Multithreading and OOO execution.

Question

int main() {
    int  f = 0, x=0;

    std::thread *t  = new std::thread([&f, &x](){ while( f == 0); std::cout << x << endl;});
    std::thread *t2 = new std::thread([&f, &x](){ x = 42; f = 1;});

    t->join();
    t2->join();
    return 0;

}

From what I know, theoritically it is possible to get stdout equals to 0 against to our intuition ( we are expecting 42 as a result. But, CPU can execute out of order instructions and in fact, it is possbile to execute program in that order:

( We assume that we have > 1 cores in our CPU)

So, thread#2 on the second core executed first ( because of the OOO meachanism) f = 1 and then, thread#1 on the first core executed first program: while( f == 0); std::cout << x << endl.
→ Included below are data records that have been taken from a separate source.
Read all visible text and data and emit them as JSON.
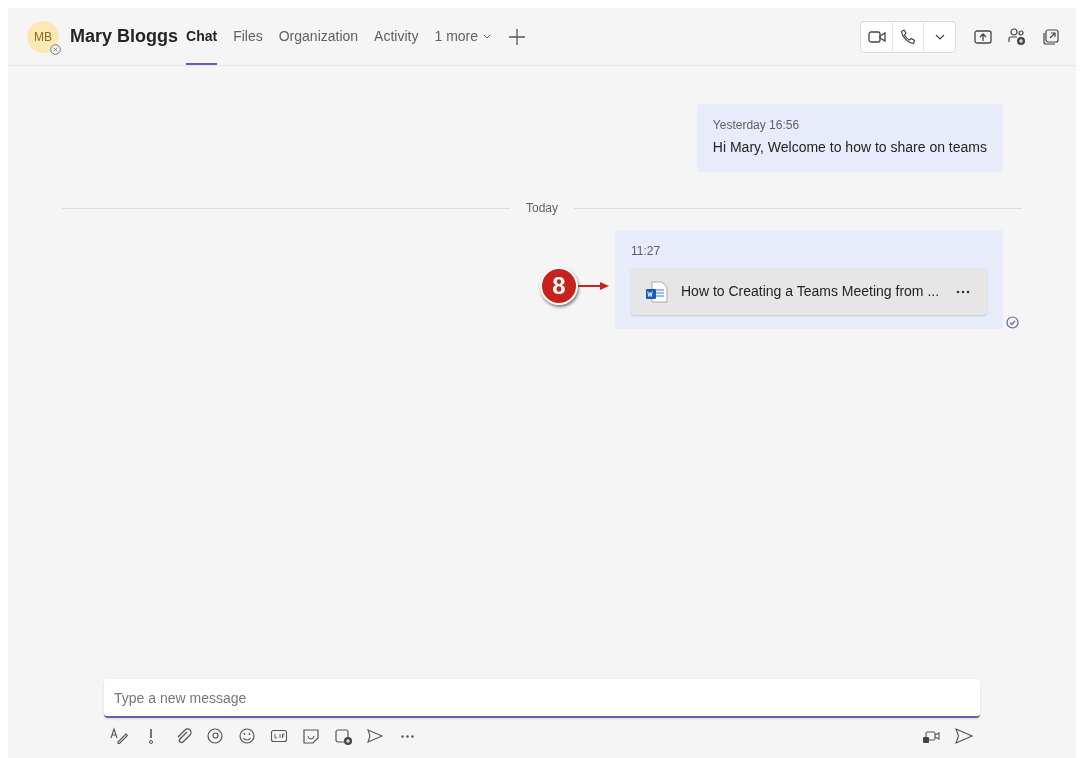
{
  "header": {
    "avatar_initials": "MB",
    "name": "Mary Bloggs",
    "tabs": [
      {
        "label": "Chat",
        "selected": true
      },
      {
        "label": "Files",
        "selected": false
      },
      {
        "label": "Organization",
        "selected": false
      },
      {
        "label": "Activity",
        "selected": false
      },
      {
        "label": "1 more",
        "selected": false,
        "kind": "more"
      }
    ]
  },
  "messages": [
    {
      "kind": "text",
      "time": "Yesterday 16:56",
      "text": "Hi Mary, Welcome to how to share on teams"
    },
    {
      "kind": "divider",
      "text": "Today"
    },
    {
      "kind": "file",
      "time": "11:27",
      "file_name": "How to Creating a Teams Meeting from ...",
      "callout": "8",
      "read": true
    }
  ],
  "composer": {
    "placeholder": "Type a new message"
  }
}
So, the output is 0.

I tried to get such output but I always get 42. I ran that program 1000000 times and the result was always same = 42.

(I know that it is not secure, there is data race).

My questions are:

1. Am I right or I am wrong? Why?
2. If I am right, is it possible to force to get output equals to 0?
3. How to make safe this code? I know about mutex/semaphores and I could protect f with mutex but I have heard something about memory fences, please say me more.

Answer 1

But, CPU can execute out of order instructions and in fact, it is possbile to execute program in that order:

Out-of-order execution is different from reordering of when loads / stores become globally visible. OoOE preserves the illusion of your programming running in-order. Memory re-ordering is possible without OoOE. Even an in-order pipelined core will want to buffer its stores. See parts of this answer, for example.

If I am right, is it possible to force to get output equals to 0?

Not on x86, which only does StoreLoad reordering, not StoreStore reordering. If the compiler reorders the stores to x and f at compile time, then you will sometimes see x==0 after seeing f==1. Otherwise you will never see that.

A short sleep after spawning thread1 before spawning thread2 would also make sure thread1 was spinning on x before you modify it. Then you don't need thread2, and can actually do the stores from the main thread.

Have a look at Jeff Preshing's Memory Reordering Caught In The Act for a real program that does observe run-time memory reordering on x86, once per ~6k iterations on a Nehalem.

On a weakly-ordered architecture, you could maybe see StoreStore reordering at run-time with something like your test program. But you'd likely have to arrange for the variables to be in different cache lines! And you'd need to test in a loop, not just once per program invocation.

---

How to make safe this code? I know about mutex/semaphores and I could protect f with mutex but I have heard something about memory fences, please say me more.

Use C++11 std::atomic to get acquire/release semantics on your accesses to f.

std::atomic<uin32t_t> f;   // flag to indicate when x is ready
uint32_t x;

...

// don't use  new  when a local with automatic storage works fine
std::thread t1 = std::thread([&f, &x](){
    while( f.load(std::memory_order_acquire) == 0);
    std::cout << x << endl;});

// or sleep a few ms, and do t2's work in the main thread
std::thread t2 = std::thread([&f, &x](){
    x = 42; f.store(1, std::memory_order_release);});

The default memory ordering for something like f = 1 is mo_seq_cst, which requires an MFENCE on x86, or an equivalent expensive barrier on other architectures.

On x86, the weaker memory ordering just prevent compile-time reordering, but don't require any barrier instructions.

std::atomic also prevents the compiler from hoisting the load of f out of the while loop in thread1, like @Baum's comment describes. (Because atomic has semantics like volatile, where it's assumed that the stored value can change asynchronously. Since data races are undefined behaviour, the compiler normally can hoist loads out of loops, unless alias analysis fails to prove that stores through pointers inside the loop can't modify the value.).